Blood test hope for bowel diseases
Scientists have identified chemical changes in the DNA of patients with inflammatory bowel diseases that could improve screening for the conditions.
The DNA changes can be detected in blood samples, paving the way for simple tests to aid diagnosis.
Researchers say their findings also shed light on how the diseases develop and could reveal new approaches to treatments.
Inflammatory bowel diseases (IBD) are long-term conditions caused by inflammation of the gut. Several genes have been linked to the conditions but not everyone who inherits these genes will become ill.
Scientists say their findings could help explain how factors such as diet and gut bacteria can trigger disease to develop in some people who have inherited these genes, but not others.
The international team – coordinated by the University of Edinburgh – analysed DNA samples from 240 people newly diagnosed with IBD.

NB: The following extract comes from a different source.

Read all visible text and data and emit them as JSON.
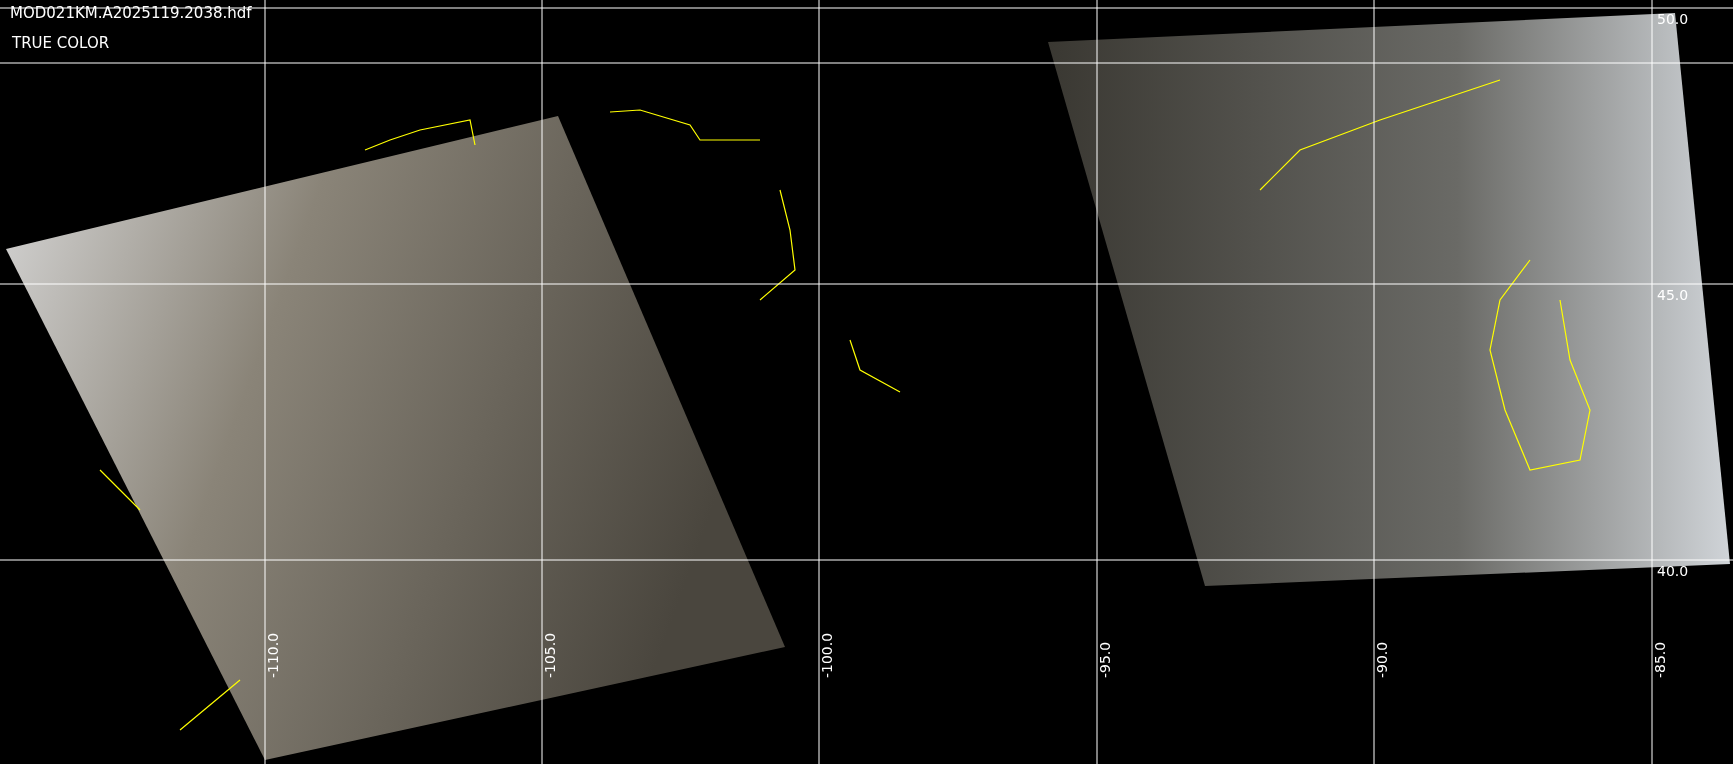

They found that chemical signatures in patients’ DNA – known as epigenetic changes – were different from those in healthy people.
Experts say the findings could lead to a simple blood test to screen people who show symptoms of the diseases.
People who do not have the signatures in their DNA could be spared further tests, which can be invasive and require hospital care.
Results from the test could help doctors to predict how severe a person’s condition is likely to become in the short term, so that therapy can be tailored to them.
The results could also reveal clues to a patient’s longer term prognosis, the team says.
Our findings bring fresh insights to the underlying causes of inflammatory bowel diseases, which could eventually lead to new treatments. Characterising epigenetic signatures in the DNA of patients could help us to devise better tests for diagnosing these diseases, so that patients can be given the best possible care.
IBD causes painful abdominal cramps, recurrent diarrhoea, weight loss and extreme tiredness.
Symptoms are common between Crohn’s disease, ulcerative colitis and other bowel conditions, which makes it difficult for doctors to determine which of the illnesses a person has.
The diseases are currently diagnosed based on blood tests and analysis of stool samples. Patients usually require an endoscopy to confirm diagnosis, which is invasive and requires hospital care.
Treatments are focused on dampening inflammation and managing the symptoms of the illness.
In extreme cases, patients may be offered surgery to remove the section of their bowel that is affected but illness can often recur.
The study, published in the journal Nature Communications, was funded by the European Union.
Inflammatory bowel diseases are becoming more common worldwide with young people being particularly affected. In Scotland, rising cases among children are a major public health concern. We urgently need better understanding of how and why these diseases occur.